Let us showcase an application of deep learning via LSTM. Since LSTM do not provide a confidence interval for each prediction, S2Grupo developed a custom anomaly threshold that takes into account the deviation between predicted and actual values, as well as the degree of accumulation of such deviation in the past history. An example of such an LSTM application is given in Figure
15, showing the time series of the transmitted packets (same as Figure
14) but with a time slot of 1 minute. The actual values are shown in blue, whereas the LSTM predictions are in orange. Vertical grey lines denote the anomalies detected by the LSTM, i.e., when the actual values falls outside the given anomalous threshold predicted with the LSTM.
From Figure
15, we can observe that, by reducing the time slot from 5 to 1 minute, the resulting time series is less predictable, making statistical methods unfeasible and requiring the advanced capabilities of deep learning. Indeed, the considered LSTM can detect anomalous values without being affected by non-stationary changes—even after long stationary intervals. This example highlights the capabilities of (deep) ML to deal with data with high dimensionality: The LSTM takes into account a long “past” history, allowing to better infer the “normal” behaviour. In contrast, applying SARIMA on the same time series resulted in very poor results due to the intrinsic variability of the sequence, which forced us to aggregate data in 5-minute time slots.

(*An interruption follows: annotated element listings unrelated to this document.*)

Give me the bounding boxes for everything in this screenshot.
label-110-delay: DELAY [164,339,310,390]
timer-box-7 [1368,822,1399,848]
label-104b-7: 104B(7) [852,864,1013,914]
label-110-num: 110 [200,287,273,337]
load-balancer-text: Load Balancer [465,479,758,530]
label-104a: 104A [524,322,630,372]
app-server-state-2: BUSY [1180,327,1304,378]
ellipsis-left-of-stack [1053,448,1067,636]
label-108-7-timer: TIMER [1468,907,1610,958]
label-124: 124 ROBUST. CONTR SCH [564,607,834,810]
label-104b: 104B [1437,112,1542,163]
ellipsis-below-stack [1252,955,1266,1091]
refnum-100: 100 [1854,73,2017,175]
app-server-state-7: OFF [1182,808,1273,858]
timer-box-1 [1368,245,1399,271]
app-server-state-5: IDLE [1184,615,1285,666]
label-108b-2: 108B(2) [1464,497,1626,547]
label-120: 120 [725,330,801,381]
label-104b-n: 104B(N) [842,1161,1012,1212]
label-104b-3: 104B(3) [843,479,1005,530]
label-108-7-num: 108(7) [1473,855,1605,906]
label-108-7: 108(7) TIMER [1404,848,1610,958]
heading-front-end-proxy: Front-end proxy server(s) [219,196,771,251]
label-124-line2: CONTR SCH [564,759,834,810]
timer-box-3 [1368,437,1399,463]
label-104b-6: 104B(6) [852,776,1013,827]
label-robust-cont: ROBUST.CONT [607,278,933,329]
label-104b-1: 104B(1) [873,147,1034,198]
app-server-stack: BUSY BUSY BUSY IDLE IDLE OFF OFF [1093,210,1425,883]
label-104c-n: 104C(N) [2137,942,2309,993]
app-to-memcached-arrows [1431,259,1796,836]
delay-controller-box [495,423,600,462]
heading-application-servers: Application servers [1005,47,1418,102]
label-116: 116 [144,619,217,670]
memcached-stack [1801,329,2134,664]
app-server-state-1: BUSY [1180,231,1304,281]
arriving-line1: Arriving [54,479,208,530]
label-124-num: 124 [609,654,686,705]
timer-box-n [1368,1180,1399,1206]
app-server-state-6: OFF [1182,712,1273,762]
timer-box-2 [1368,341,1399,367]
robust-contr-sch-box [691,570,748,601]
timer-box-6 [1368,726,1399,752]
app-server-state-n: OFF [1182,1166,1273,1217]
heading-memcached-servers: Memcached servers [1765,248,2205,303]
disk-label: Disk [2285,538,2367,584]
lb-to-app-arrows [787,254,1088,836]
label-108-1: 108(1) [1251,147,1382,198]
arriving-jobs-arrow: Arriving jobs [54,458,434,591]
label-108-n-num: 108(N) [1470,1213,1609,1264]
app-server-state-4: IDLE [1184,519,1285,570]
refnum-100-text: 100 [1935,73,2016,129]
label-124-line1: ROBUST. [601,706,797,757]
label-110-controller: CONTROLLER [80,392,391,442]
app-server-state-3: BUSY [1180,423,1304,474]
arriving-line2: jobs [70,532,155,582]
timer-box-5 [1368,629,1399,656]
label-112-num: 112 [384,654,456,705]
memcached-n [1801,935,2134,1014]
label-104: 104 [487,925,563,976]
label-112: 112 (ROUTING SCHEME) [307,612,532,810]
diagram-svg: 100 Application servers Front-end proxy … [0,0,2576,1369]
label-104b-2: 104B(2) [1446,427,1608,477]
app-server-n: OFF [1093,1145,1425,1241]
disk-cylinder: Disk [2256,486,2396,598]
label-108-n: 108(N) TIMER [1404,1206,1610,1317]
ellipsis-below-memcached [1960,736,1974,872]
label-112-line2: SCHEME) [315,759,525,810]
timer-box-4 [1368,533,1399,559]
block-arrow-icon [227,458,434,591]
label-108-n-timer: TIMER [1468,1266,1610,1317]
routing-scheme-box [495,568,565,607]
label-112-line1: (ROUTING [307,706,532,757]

However, it is important to take into account that the LSTM require a training step, whereas SARIMA only requires some parameter adjustment. In this use-case, the LSTM in Figure
15 was trained with data collected over
3 weeks. Such a characteristic implies that a similar LSTM model requires at least 3 weeks of data collection, since no previous network traffic data were available to train the model—alongside the additional computational resources to store such data and train the LSTM model (which were within acceptable levels). Hence, CAIAC would initially make use of SARIMA and then replace it after enough data have been collected to develop a more proficient LSTM model.
We can conclude that machine (and deep) learning are powerful instruments for protecting modern ICS, but methods that do not leverage ML are equally important to compensate some of the limitations of ML. As such, future developments should not exclusively focus on ML and overlook the benefits provided by other data-driven methods.